Eminem, who was born in St. Louis but grew up and continues to live in Metro Detroit, joined a long list of Detroiters and Michigan artists who have entered the Rock and Roll Hall of Fame; the list also includes Aretha Franklin, Marvin Gaye, Smokey Robinson, Jackie Wilson, the Supremes, the Temptations, Stevie Wonder, Hank Ballard, the Four Tops, John Lee Hooker, Martha and the Vandellas, Gladys Knight & the Pips, Little Willie John, Parliament-Funkadelic, Bob Seger, Madonna, the Stooges, Alice Cooper and the Miracles.

Motown founder Berry Gordy Jr. and songwriters Holland-Dozier-Holland are in as non-performers, and Motown bassist James Jamerson was inducted in the "Sidemen" category, which was later amended to the Award for Musical Excellence. (Next up is likely the White Stripes; the duo becomes eligible in 2024, which marks 25 years since the release of the band's self-titled debut album.)

Steven Tyler and Eminem perform at the 2022 Rock and Roll Hall of Fame induction ceremony.

And Em joined a short list of rappers who have been inducted into the Rock Hall, following Grandmaster Flash & the Furious Five, Run-DMC, Beastie Boys, Public Enemy, N.W.A., Tupac Shakur, the Notorious B.I.G., Jay-Z and LL Cool J. Em was on hand to induct Run-DMC into the Rock Hall in 2009, and he performed live with LL Cool J during the 2021 induction ceremony in Cleveland.

His long list of MCs thanked during his induction speech was, in part, his way of righting the wrong of him leapfrogging over so many rappers who have been passed over for induction into the Rock Hall. Since the Rock Hall has allowed rappers in its ranks, its representation remains woefully thin.

"There’s only a few of us right now that have been inducted in, only a few of us," Eminem said.
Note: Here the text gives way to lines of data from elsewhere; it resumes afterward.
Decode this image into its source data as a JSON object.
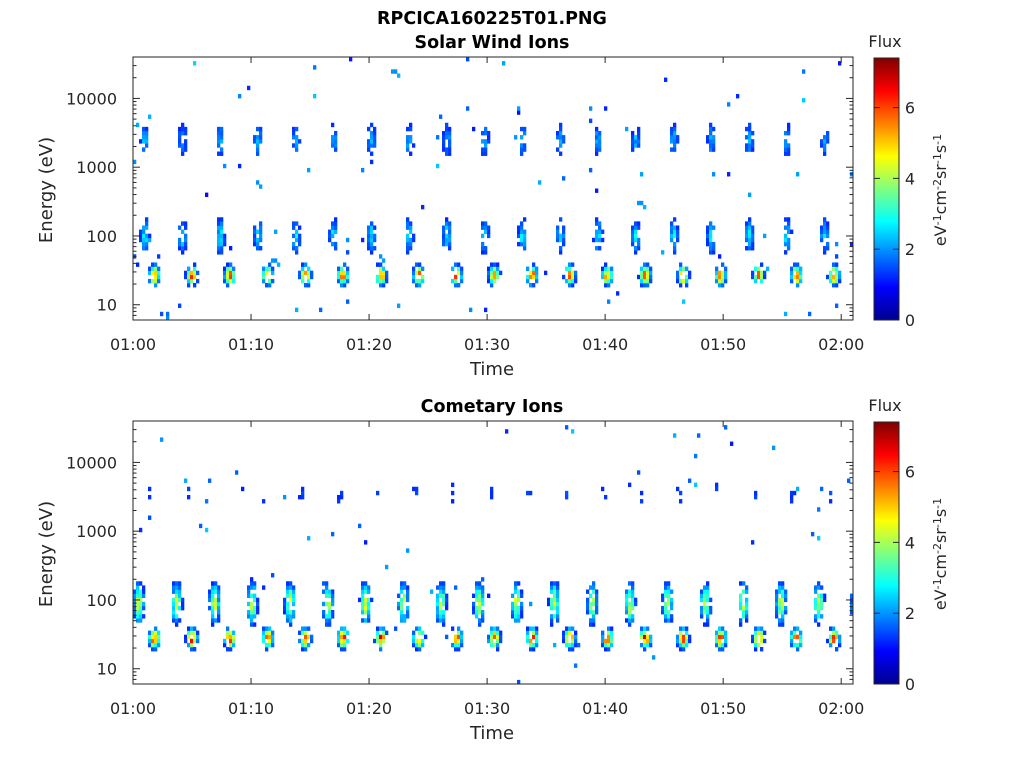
{
  "figure_title": "RPCICA160225T01.PNG",
  "colorbar": {
    "title": "Flux",
    "unit_base": [
      "eV",
      "cm",
      "sr",
      "s"
    ],
    "unit_exp": [
      "-1",
      "-2",
      "-1",
      "-1"
    ],
    "ticks": [
      "0",
      "2",
      "4",
      "6"
    ],
    "max": 7.4
  },
  "colors": {
    "colormap": [
      "#00008f",
      "#0000ff",
      "#0080ff",
      "#00ffff",
      "#80ff80",
      "#ffff00",
      "#ff8000",
      "#ff0000",
      "#800000"
    ]
  },
  "chart_data": [
    {
      "type": "heatmap",
      "title": "Solar Wind Ions",
      "xlabel": "Time",
      "ylabel": "Energy (eV)",
      "x_ticks": [
        "01:00",
        "01:10",
        "01:20",
        "01:30",
        "01:40",
        "01:50",
        "02:00"
      ],
      "xlim_minutes": [
        0,
        61
      ],
      "y_ticks": [
        "10",
        "100",
        "1000",
        "10000"
      ],
      "y_scale": "log",
      "ylim": [
        6,
        40000
      ],
      "colorbar_label": "Flux",
      "features": [
        {
          "energy": 27,
          "flux": 6.3,
          "period_min": 3.2,
          "start_min": 1.8
        },
        {
          "energy": 2500,
          "flux": 2.4,
          "period_min": 3.2,
          "start_min": 1.0
        },
        {
          "energy": 100,
          "flux": 2.8,
          "period_min": 3.2,
          "start_min": 1.0
        }
      ]
    },
    {
      "type": "heatmap",
      "title": "Cometary Ions",
      "xlabel": "Time",
      "ylabel": "Energy (eV)",
      "x_ticks": [
        "01:00",
        "01:10",
        "01:20",
        "01:30",
        "01:40",
        "01:50",
        "02:00"
      ],
      "xlim_minutes": [
        0,
        61
      ],
      "y_ticks": [
        "10",
        "100",
        "1000",
        "10000"
      ],
      "y_scale": "log",
      "ylim": [
        6,
        40000
      ],
      "colorbar_label": "Flux",
      "features": [
        {
          "energy": 28,
          "flux": 6.8,
          "period_min": 3.2,
          "start_min": 1.8
        },
        {
          "energy": 90,
          "flux": 4.6,
          "period_min": 3.2,
          "start_min": 0.5
        },
        {
          "energy": 3500,
          "flux": 1.5,
          "period_min": 3.2,
          "start_min": 1.5
        }
      ]
    }
  ]
}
After the list, he called those he mentioned "my rock stars," and he touted their importance to him and to hip-hop culture at large.

"Those are just a few of the names that I hope will be considered in the future for induction because without them, a lot of us wouldn’t be here," he said. "I know I wouldn't."

Eminem didn't participate in the evening's show closing collaborations, which saw Benatar, Springsteen, P!nk, Sheryl Crow, Annie Lennox, Judas Priest's Rob Halford, Duran Duran's Simon Le Bon and Brandi Carlile joining forces on Parton's "Jolene," or the finale which saw Springsteen, Mellancamp, Zac Brown and more paying tribute to the recently passed Jerry Lee Lewis.

While the issue of "rock and roll" was brought up several times on stage and will continue to be an issue as younger performers with less of a relationship to the term continue to enter the Hall's ranks, Rock Hall president and CEO Greg Harris said they're sticking with the name.

"'Rock and roll' is at times a band that is the prototypical four guys with guitars, but you know what? Rock and roll is that and more, and more, and more. This year's class really identifies that strongly," Harris told reporters in the press room. "We embrace that. It's a big tent, it's an inclusive art form, and it's always evolving, always changing. We're keeping Rock and Roll as the name, and the Rock and Roll Hall of Fame has been doing that for 37 years, and will continue to do so."